Adres: Waterhoef 2 te Nijnsel (de Waterhoef).
Ontstaan: Het goed bestond al in de veertiende eeuw.

Geschiedenis: Volgens een veertiende-eeuwse beschrijving bestond het goed uit een slotje, een watermolen op de Dommel en twee hoeves: de grote hoeve van Wolfswinkel, de tegenwoordige Waterhoef, en de kleine hoeve of neerhof. In 1604 werd de heerlijkheid verdeeld in twee leengoederen. De watermolen werd een apart leengoed. Het slotje was al in de eerste helft van de vijftiende eeuw verdwenen. In de twintigste eeuw heeft men gepoogd de watermolen onder te brengen in het Openluchtmuseum bij Arnhem, wat echter mislukte, en de molen werd uiteindelijk afgebroken.

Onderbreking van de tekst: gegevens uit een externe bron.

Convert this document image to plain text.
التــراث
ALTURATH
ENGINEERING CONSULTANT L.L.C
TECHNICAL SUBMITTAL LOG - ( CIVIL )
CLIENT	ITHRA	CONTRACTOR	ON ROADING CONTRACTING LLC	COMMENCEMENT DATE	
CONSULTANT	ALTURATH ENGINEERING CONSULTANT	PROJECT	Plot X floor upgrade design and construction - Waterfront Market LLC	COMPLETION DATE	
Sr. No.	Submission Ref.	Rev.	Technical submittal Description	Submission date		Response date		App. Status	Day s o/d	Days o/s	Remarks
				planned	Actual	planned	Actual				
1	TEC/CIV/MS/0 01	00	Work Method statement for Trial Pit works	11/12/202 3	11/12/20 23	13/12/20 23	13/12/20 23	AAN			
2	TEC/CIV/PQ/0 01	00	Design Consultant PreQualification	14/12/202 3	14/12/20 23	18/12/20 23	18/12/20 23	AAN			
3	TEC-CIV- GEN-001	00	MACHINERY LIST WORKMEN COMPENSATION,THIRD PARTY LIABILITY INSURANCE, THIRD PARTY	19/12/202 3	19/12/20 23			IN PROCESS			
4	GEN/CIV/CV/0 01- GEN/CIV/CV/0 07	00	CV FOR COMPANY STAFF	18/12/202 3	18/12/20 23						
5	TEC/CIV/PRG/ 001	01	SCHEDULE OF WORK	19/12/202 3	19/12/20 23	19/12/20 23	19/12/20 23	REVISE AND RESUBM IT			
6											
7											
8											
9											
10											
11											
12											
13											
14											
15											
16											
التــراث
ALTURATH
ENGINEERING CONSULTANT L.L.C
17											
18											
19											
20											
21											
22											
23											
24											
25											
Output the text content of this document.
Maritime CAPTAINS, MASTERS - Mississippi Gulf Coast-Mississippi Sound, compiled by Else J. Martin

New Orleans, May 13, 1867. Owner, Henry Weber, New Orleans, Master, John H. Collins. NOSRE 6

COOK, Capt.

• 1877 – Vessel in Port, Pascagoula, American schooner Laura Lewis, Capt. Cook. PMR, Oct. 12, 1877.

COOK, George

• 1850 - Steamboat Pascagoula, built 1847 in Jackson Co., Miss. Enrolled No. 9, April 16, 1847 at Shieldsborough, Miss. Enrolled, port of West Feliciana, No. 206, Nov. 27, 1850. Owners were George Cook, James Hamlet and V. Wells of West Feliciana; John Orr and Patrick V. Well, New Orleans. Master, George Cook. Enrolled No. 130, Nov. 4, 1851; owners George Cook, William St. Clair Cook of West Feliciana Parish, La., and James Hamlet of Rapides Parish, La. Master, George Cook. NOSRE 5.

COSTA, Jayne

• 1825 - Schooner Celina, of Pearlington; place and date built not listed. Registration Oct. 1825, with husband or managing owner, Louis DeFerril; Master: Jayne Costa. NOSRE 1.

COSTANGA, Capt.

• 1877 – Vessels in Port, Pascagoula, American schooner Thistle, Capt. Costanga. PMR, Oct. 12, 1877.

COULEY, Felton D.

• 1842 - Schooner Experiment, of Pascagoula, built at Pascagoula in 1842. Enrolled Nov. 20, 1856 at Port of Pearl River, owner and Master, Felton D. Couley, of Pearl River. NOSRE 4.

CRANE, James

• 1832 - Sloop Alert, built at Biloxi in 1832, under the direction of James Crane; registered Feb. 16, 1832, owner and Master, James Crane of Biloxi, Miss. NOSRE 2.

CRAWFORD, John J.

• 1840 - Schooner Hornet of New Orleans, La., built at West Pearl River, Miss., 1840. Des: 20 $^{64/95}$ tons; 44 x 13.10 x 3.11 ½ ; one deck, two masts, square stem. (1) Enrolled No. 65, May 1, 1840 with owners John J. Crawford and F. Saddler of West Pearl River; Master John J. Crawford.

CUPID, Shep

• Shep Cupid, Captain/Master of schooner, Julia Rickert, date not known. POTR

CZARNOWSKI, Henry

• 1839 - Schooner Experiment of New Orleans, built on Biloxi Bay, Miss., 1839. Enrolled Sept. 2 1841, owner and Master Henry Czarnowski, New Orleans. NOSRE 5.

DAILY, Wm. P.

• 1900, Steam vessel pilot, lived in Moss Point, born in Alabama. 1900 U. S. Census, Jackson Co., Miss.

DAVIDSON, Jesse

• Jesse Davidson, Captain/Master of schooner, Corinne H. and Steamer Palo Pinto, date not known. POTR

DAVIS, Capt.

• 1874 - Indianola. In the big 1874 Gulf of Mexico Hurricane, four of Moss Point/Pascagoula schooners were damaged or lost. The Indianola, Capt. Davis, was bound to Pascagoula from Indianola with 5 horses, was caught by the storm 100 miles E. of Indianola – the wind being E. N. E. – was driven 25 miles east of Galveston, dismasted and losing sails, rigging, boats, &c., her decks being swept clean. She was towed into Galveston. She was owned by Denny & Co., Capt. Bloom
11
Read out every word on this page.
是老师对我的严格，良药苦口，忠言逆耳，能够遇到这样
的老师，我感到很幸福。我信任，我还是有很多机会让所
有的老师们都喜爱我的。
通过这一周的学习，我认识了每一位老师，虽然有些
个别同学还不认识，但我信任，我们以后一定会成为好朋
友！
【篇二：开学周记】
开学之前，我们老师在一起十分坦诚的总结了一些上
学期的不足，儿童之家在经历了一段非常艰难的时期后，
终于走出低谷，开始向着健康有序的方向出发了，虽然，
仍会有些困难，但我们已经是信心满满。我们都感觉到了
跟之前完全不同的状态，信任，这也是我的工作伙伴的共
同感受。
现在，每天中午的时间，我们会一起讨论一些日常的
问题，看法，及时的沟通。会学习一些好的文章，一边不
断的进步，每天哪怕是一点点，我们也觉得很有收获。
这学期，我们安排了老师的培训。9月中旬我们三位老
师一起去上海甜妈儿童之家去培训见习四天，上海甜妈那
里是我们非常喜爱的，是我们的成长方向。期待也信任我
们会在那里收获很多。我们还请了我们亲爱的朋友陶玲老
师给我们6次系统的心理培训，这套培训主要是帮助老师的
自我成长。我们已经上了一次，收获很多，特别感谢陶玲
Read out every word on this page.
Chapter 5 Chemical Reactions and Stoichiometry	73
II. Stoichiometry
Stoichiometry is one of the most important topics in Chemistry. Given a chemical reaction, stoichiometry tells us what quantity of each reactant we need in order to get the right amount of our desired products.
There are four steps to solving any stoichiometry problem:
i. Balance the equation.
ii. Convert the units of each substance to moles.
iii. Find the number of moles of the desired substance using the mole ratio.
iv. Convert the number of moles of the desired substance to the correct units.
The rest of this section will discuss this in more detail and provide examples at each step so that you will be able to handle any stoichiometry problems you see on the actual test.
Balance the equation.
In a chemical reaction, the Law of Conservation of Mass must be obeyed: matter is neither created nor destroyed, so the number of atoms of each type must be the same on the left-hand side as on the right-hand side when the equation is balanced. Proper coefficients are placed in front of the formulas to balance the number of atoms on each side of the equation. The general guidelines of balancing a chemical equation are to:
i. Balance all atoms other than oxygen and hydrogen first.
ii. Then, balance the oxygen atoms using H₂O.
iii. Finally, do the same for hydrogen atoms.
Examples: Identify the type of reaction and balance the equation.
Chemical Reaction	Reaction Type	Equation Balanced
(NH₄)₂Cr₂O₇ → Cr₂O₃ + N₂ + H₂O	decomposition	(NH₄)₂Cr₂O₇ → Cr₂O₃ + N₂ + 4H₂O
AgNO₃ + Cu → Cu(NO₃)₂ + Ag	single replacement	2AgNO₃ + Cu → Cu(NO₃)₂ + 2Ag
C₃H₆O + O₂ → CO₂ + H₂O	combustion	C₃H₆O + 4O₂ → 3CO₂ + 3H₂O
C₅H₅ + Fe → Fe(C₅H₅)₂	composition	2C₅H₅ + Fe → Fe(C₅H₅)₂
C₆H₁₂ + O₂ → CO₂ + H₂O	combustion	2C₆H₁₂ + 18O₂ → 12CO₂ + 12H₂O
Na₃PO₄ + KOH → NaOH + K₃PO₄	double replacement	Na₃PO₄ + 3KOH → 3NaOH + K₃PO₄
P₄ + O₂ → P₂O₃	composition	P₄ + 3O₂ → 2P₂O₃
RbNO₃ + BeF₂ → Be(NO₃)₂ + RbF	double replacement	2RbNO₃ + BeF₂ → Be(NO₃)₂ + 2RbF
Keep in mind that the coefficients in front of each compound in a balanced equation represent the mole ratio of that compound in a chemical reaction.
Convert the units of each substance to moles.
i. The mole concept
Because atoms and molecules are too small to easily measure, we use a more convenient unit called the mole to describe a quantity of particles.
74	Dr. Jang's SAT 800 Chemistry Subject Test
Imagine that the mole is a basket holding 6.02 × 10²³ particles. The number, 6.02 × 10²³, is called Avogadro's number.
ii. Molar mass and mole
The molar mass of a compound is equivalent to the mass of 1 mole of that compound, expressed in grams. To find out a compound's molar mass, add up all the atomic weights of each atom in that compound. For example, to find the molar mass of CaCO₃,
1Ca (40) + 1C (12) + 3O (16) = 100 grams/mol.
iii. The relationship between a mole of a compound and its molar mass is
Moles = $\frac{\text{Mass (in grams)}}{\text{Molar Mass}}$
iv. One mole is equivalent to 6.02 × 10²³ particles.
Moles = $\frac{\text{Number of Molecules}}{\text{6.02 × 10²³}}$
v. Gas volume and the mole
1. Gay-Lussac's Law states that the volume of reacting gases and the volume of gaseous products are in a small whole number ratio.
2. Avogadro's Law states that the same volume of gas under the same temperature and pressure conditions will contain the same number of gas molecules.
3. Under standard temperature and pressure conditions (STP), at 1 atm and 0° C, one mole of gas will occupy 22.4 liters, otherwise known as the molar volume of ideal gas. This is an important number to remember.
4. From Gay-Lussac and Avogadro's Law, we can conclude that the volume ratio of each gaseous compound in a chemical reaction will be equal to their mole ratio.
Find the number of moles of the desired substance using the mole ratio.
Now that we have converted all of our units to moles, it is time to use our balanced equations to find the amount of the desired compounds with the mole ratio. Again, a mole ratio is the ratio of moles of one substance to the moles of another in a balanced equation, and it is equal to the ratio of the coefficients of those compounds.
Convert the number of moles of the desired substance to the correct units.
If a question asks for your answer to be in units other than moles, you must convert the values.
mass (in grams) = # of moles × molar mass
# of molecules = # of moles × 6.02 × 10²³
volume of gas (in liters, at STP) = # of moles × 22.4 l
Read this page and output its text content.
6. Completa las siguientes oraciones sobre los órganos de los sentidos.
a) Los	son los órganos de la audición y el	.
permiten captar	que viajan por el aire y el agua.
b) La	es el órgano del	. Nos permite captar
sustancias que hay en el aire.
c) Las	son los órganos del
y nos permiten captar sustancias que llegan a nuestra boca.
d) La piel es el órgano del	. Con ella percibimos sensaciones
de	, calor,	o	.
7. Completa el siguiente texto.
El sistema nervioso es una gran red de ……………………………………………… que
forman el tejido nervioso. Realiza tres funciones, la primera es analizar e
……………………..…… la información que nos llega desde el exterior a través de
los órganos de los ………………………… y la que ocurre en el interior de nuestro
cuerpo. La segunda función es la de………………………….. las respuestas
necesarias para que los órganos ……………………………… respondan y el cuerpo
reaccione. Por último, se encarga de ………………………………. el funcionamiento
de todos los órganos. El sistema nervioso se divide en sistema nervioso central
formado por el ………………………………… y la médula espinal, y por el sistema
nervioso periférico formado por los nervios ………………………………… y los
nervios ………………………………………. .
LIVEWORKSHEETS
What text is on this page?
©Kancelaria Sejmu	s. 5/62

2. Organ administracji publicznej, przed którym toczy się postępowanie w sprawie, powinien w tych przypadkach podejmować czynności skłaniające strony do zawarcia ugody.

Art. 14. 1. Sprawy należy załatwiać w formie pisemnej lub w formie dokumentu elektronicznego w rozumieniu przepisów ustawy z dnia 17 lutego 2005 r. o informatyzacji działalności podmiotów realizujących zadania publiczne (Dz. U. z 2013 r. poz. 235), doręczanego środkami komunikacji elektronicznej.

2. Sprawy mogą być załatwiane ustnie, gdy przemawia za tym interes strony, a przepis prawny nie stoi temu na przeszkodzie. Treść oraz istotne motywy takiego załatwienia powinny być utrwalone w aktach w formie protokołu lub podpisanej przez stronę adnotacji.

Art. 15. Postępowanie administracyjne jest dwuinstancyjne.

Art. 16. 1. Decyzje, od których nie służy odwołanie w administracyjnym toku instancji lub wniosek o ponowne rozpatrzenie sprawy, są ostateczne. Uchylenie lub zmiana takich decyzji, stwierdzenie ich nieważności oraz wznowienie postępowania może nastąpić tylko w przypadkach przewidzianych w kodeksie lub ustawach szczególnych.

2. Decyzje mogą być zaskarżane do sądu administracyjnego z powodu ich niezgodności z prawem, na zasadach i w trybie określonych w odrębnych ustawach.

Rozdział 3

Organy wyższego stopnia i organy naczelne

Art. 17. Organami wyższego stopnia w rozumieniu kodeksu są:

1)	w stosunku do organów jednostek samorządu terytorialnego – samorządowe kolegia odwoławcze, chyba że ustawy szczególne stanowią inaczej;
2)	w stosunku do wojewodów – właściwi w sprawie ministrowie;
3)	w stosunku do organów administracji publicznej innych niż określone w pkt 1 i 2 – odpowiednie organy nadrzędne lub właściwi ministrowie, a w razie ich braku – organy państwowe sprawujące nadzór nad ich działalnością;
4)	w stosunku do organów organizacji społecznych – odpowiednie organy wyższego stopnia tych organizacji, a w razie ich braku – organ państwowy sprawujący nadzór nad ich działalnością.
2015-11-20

Bewoners: De oudst bekende eiganaar was Agnes van Wolfswinkel; zij komt voor in de veertiende eeuw. Haar zoon Colen van Dijnter erft het goed. Vervolgens geeft hertogin Johanna de heerlijkheid in leen aan Geerke en Emont van Dijnter. In 1450 is de familie Roesmont in het bezit. Daarna volgen de families Coensborch en Molenpas. In de zestiende en zeventiende eeuw komen we de families Huyoel, Bogaers, De Cocq, Van Broekhoven en Thielemans tegen. In 1604 wordt de molen losgemaakt van het goed en verkocht aan Coenraedt Jan Adriaens.

Huidige doeleinden: Het enig overgebleven deel van Wolfswinkel is de waterhoef, welke als boerderij in gebruik is.
Toegankelijkheid: De hoeve is niet bezichtigen, maar vanaf de weg vanuit de verte te zien.